Introducing a Novel Hybrid Artificial Intelligence Algorithm to Optimize Network of Industrial Applications in Modern Manufacturing

Department of Engineering, German University of Technology, Muscat, Oman

Correspondence should be addressed to Aydin Azizi; mo.ude.hcetug@iziza.nidya

Received 25 July 2016; Accepted 4 May 2017; Published 14 June 2017

Academic Editor: Alicia Cordero

Copyright © 2017 Aydin Azizi.

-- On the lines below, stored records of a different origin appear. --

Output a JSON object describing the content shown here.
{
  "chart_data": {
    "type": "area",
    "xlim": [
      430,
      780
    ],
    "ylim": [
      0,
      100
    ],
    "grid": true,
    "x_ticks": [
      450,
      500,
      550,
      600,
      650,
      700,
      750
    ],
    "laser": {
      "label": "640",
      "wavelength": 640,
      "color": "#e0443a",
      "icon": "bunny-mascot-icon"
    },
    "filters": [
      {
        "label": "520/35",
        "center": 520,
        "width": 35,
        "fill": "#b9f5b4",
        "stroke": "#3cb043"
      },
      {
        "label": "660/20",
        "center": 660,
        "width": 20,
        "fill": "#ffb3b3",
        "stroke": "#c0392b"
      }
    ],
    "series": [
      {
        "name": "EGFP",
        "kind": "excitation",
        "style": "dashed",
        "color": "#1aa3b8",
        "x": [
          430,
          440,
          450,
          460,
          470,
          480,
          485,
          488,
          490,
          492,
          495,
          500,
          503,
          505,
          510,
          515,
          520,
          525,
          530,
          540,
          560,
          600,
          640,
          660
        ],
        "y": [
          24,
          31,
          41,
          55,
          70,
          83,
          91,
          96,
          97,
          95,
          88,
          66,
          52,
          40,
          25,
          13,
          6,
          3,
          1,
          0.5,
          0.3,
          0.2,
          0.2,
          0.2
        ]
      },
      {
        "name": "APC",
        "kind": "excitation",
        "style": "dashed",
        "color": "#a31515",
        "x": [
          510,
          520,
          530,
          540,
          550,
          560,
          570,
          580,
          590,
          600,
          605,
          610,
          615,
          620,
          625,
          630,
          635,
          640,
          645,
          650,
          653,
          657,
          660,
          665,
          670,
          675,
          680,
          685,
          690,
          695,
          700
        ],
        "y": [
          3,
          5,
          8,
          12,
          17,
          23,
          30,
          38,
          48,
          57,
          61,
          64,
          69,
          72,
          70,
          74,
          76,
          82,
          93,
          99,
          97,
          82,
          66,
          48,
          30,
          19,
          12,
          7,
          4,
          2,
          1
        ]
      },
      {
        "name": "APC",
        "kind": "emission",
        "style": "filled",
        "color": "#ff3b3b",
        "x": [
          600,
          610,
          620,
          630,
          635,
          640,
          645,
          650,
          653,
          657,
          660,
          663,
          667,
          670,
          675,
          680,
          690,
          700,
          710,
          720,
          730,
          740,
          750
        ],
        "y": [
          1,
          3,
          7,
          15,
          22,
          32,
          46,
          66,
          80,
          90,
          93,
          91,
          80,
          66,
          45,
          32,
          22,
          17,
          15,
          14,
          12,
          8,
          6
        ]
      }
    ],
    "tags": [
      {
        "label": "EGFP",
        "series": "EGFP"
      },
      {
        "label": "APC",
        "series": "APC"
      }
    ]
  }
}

This is an open access article distributed under the Creative Commons Attribution License, which permits unrestricted use, distribution, and reproduction in any medium, provided the original work is properly cited.

Abstract

Recent advances in modern manufacturing industries have created a great need to track and identify objects and parts by obtaining real-time information. One of the main technologies which has been utilized for this need is the Radio Frequency Identification (RFID) system. As a result of adopting this technology to the manufacturing industry environment, RFID Network Planning (RNP) has become a challenge. Mainly RNP deals with calculating the number and position of antennas which should be deployed in the RFID network to achieve full coverage of the tags that need to be read. The ultimate goal of this paper is to present and evaluate a way of modelling and optimizing nonlinear RNP problems utilizing artificial intelligence (AI) techniques. This effort has led the author to propose a novel AI algorithm, which has been named “hybrid AI optimization technique,” to perform optimization of RNP as a hard learning problem. The proposed algorithm is composed of two different optimization algorithms: Redundant Antenna Elimination (RAE) and Ring Probabilistic Logic Neural Networks (RPLNN). The proposed hybrid paradigm has been explored using a flexible manufacturing system (FMS), and results have been compared with Genetic Algorithm (GA) that demonstrates the feasibility of the proposed architecture successfully.